Em outro trecho do vídeo, Flávio atacou diretamente o presidente. “Lula, você não tá mais batendo bem da cabeça, não”, afirmou.
Flávio também fez acusações envolvendo familiares de Lula. “O seu filho é suspeito de receber 300 mil reais por mês de propina do careca do INSS, dinheiro desviado dos nossos aposentados”, disse.
Na sequência, o pré-candidato defendeu que o poder público acompanhe a formação das crianças desde a primeira infância até a entrada no mercado de trabalho.

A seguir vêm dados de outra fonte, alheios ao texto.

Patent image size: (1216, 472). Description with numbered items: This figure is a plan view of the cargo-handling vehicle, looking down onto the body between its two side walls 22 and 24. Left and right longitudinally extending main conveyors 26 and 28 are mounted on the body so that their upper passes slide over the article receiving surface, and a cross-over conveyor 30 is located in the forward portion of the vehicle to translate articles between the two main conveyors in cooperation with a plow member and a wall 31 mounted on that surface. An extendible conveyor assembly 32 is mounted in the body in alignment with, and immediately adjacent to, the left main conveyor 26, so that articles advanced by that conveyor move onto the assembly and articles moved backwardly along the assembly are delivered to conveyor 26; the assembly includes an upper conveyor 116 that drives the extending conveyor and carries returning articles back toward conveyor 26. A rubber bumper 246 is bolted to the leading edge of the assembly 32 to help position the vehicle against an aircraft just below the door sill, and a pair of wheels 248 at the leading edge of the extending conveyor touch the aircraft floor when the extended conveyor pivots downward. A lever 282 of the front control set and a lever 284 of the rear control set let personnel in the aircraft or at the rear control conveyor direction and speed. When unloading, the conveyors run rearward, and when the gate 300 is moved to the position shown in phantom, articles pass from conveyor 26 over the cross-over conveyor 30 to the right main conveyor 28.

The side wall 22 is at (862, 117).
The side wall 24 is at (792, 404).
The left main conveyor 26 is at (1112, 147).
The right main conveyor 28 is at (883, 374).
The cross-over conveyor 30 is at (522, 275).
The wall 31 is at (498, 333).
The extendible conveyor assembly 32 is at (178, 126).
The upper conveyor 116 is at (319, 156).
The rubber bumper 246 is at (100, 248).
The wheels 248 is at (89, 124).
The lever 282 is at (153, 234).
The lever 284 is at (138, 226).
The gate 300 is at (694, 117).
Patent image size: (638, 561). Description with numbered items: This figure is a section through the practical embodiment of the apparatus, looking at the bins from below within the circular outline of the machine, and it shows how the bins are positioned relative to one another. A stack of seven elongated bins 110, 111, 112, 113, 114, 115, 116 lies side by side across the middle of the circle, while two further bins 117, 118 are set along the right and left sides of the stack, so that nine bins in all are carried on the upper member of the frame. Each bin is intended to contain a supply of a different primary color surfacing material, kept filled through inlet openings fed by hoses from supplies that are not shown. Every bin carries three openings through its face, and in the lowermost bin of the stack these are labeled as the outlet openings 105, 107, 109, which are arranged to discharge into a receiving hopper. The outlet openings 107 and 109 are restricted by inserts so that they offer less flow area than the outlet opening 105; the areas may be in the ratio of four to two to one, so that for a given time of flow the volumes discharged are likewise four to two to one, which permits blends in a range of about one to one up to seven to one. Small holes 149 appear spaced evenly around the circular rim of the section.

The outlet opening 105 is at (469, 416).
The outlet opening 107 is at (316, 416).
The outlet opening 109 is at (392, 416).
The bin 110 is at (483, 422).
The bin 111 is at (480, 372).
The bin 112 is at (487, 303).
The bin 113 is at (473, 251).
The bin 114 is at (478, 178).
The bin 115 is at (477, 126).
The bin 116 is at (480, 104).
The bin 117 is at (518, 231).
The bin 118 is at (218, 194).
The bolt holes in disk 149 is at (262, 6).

“Tem que pegar na mão da criança lá na creche, passando pelo ensino fundamental, e só soltar a mão dela quando ela tiver um emprego, quando tiver uma profissão, quando conseguir abrir a própria empresa”, afirmou.
Ainda na gravação, Flávio disse que Lula “empobreceu o Brasil” e relembrou uma declaração antiga do presidente segundo a qual pessoas mais escolarizadas deixariam de votar no PT. “O Brasil precisa olhar pra frente. O Brasil precisa de uma educação de qualidade”, concluiu.